There’s a hierarchy on the estate. At the bottom of the food chain is Ally, a 14-year-old boy who’s the UK equivalent of a latch-key kid. He can’t go home before his dad gets in from the pub and he has to wait until a good hour after so dad’s safely passed out. A notch above is Elvis. He’s come good, got a place in a hostel, a job as a bin man a couple of nights a week, and now is on an apprenticeship, with a local plumber, Denny.
Denny is straight down the line, seems happy where he is but it’s Cooper, a friend of Denny’s late father’s, who reminds him of his fall from grace when he planned to leave the Peckham enclave for a life with a band in Manchester.

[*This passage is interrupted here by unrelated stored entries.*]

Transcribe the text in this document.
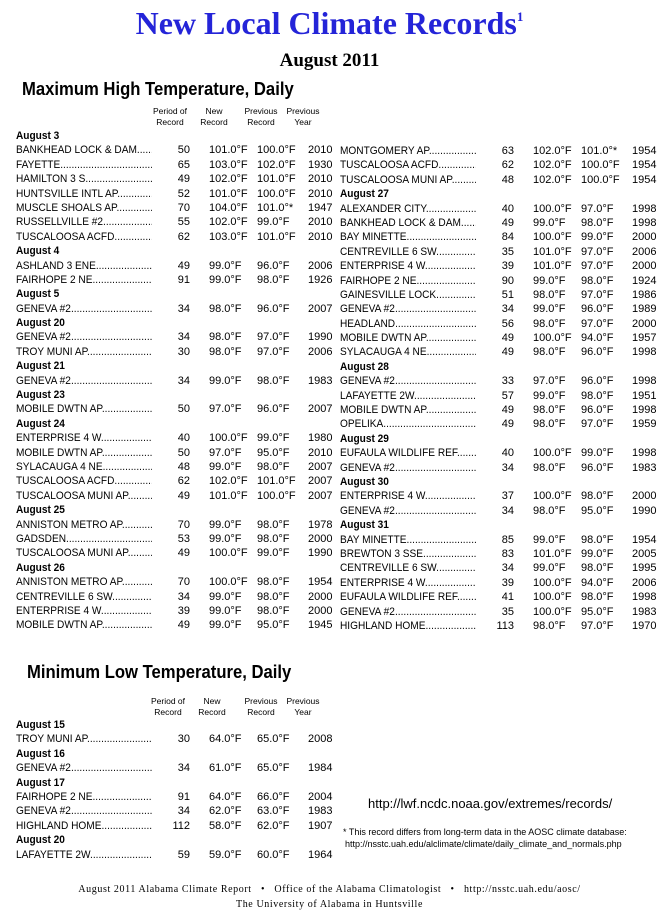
New Local Climate Records$^1$
August 2011
Maximum High Temperature, Daily
Period of Record
New Record
Previous Record
Previous Year
August 3
BANKHEAD LOCK & DAM .....	50 101.0°F 100.0°F	2010
FAYETTE .....	65 103.0°F 102.0°F	1930
HAMILTON 3 S .....	49 102.0°F 101.0°F	2010
HUNTSVILLE INTL AP .....	52 101.0°F 100.0°F	2010
MUSCLE SHOALS AP .....	70 104.0°F 101.0°*	1947
RUSSELLVILLE #2 .....	55 102.0°F 99.0°F	2010
TUSCALOOSA ACFD .....	62 103.0°F 101.0°F	2010
August 4
ASHLAND 3 ENE .....	49 99.0°F	96.0°F	2006
FAIRHOPE 2 NE .....	91 99.0°F	98.0°F	1926
August 5
GENEVA #2 .....	34 98.0°F	96.0°F	2007
August 20
GENEVA #2 .....	34 98.0°F	97.0°F	1990
TROY MUNI AP .....	30 98.0°F	97.0°F	2006
August 21
GENEVA #2 .....	34 99.0°F	98.0°F	1983
August 23
MOBILE DWTN AP .....	50 97.0°F	96.0°F	2007
August 24
ENTERPRISE 4 W .....	40 100.0°F 99.0°F	1980
MOBILE DWTN AP .....	50 97.0°F	95.0°F	2010
SYLACAUGA 4 NE .....	48 99.0°F	98.0°F	2007
TUSCALOOSA ACFD .....	62 102.0°F 101.0°F	2007
TUSCALOOSA MUNI AP .....	49 101.0°F 100.0°F	2007
August 25
ANNISTON METRO AP .....	70 99.0°F	98.0°F	1978
GADSDEN .....	53 99.0°F	98.0°F	2000
TUSCALOOSA MUNI AP .....	49 100.0°F 99.0°F	1990
August 26
ANNISTON METRO AP .....	70 100.0°F 98.0°F	1954
CENTREVILLE 6 SW .....	34 99.0°F	98.0°F	2000
ENTERPRISE 4 W .....	39 99.0°F	98.0°F	2000
MOBILE DWTN AP .....	49 99.0°F	95.0°F	1945
MONTGOMERY AP .....	63 102.0°F 101.0°*	1954
TUSCALOOSA ACFD .....	62 102.0°F 100.0°F	1954
TUSCALOOSA MUNI AP .....	48 102.0°F 100.0°F	1954
August 27
ALEXANDER CITY .....	40 100.0°F 97.0°F	1998
BANKHEAD LOCK & DAM .....	49 99.0°F	98.0°F	1998
BAY MINETTE .....	84 100.0°F 99.0°F	2000
CENTREVILLE 6 SW .....	35 101.0°F 97.0°F	2006
ENTERPRISE 4 W .....	39 101.0°F 97.0°F	2000
FAIRHOPE 2 NE .....	90 99.0°F	98.0°F	1924
GAINESVILLE LOCK .....	51 98.0°F	97.0°F	1986
GENEVA #2 .....	34 99.0°F	96.0°F	1989
HEADLAND .....	56 98.0°F	97.0°F	2000
MOBILE DWTN AP .....	49 100.0°F 94.0°F	1957
SYLACAUGA 4 NE .....	49 98.0°F	96.0°F	1998
August 28
GENEVA #2 .....	33 97.0°F	96.0°F	1998
LAFAYETTE 2W .....	57 99.0°F	98.0°F	1951
MOBILE DWTN AP .....	49 98.0°F	96.0°F	1998
OPELIKA .....	49 98.0°F	97.0°F	1959
August 29
EUFAULA WILDLIFE REF .....	40 100.0°F 99.0°F	1998
GENEVA #2 .....	34 98.0°F	96.0°F	1983
August 30
ENTERPRISE 4 W .....	37 100.0°F 98.0°F	2000
GENEVA #2 .....	34 98.0°F	95.0°F	1990
August 31
BAY MINETTE .....	85 99.0°F	98.0°F	1954
BREWTON 3 SSE .....	83 101.0°F 99.0°F	2005
CENTREVILLE 6 SW .....	34 99.0°F	98.0°F	1995
ENTERPRISE 4 W .....	39 100.0°F 94.0°F	2006
EUFAULA WILDLIFE REF .....	41 100.0°F 98.0°F	1998
GENEVA #2 .....	35 100.0°F 95.0°F	1983
HIGHLAND HOME .....	113 98.0°F	97.0°F	1970
Minimum Low Temperature, Daily
Period of Record
New Record
Previous Record
Previous Year
August 15
TROY MUNI AP .....	30 64.0°F	65.0°F	2008
August 16
GENEVA #2 .....	34 61.0°F	65.0°F	1984
August 17
FAIRHOPE 2 NE .....	91 64.0°F	66.0°F	2004
GENEVA #2 .....	34 62.0°F	63.0°F	1983
HIGHLAND HOME .....	112 58.0°F	62.0°F	1907
August 20
LAFAYETTE 2W .....	59 59.0°F	60.0°F	1964
http://lwf.ncdc.noaa.gov/extremes/records/
* This record differs from long-term data in the AOSC climate database:
http://nsstc.uah.edu/alclimate/climate/daily_climate_and_normals.php
August 2011 Alabama Climate Report   •   Office of the Alabama Climatologist   •   http://nsstc.uah.edu/aosc/
The University of Alabama in Huntsville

He boasted about it to the whole estate but never left, and Cooper won’t let him forget it.
Such is the desolate world of Lin Coghlan’s new play at the Bush, Kingfisher Blue. But the point seems to be, as one character says, that “you deserve better than this”. They all do as, contrary to first impressions, they are all good people in a relentless world.
This hard world is in distinct contrast to that of the past which even the young Elvis recalls, through the eyes of his dead grandmother, with longing. A time when mothers knitted and people sang in pubs without the aid of a karaoke machine.
Ally is desperate to escape his father and get to Majorca where his mother has fled. But how can he raise the cash? He comes up with a foolproof way that requires Elvis’ help, but things don’t turn out as intended.
Coghlan weaves an engrossing yarn, and the time passes quickly. All the performances are totally convincing especially Josef Altin who is by turns exasperating and touching as Ally. The relationship developed between him and Elvis (Toby Alexander) is extraordinary, totally unsentimental, and yet we see these two love each other as kindred spirits.
Unfortunately, the second half doesn’t build on the promise of the first and, after portraying a truthfully remorseless world, we’re offered a clean, tidy and unconvincing ending.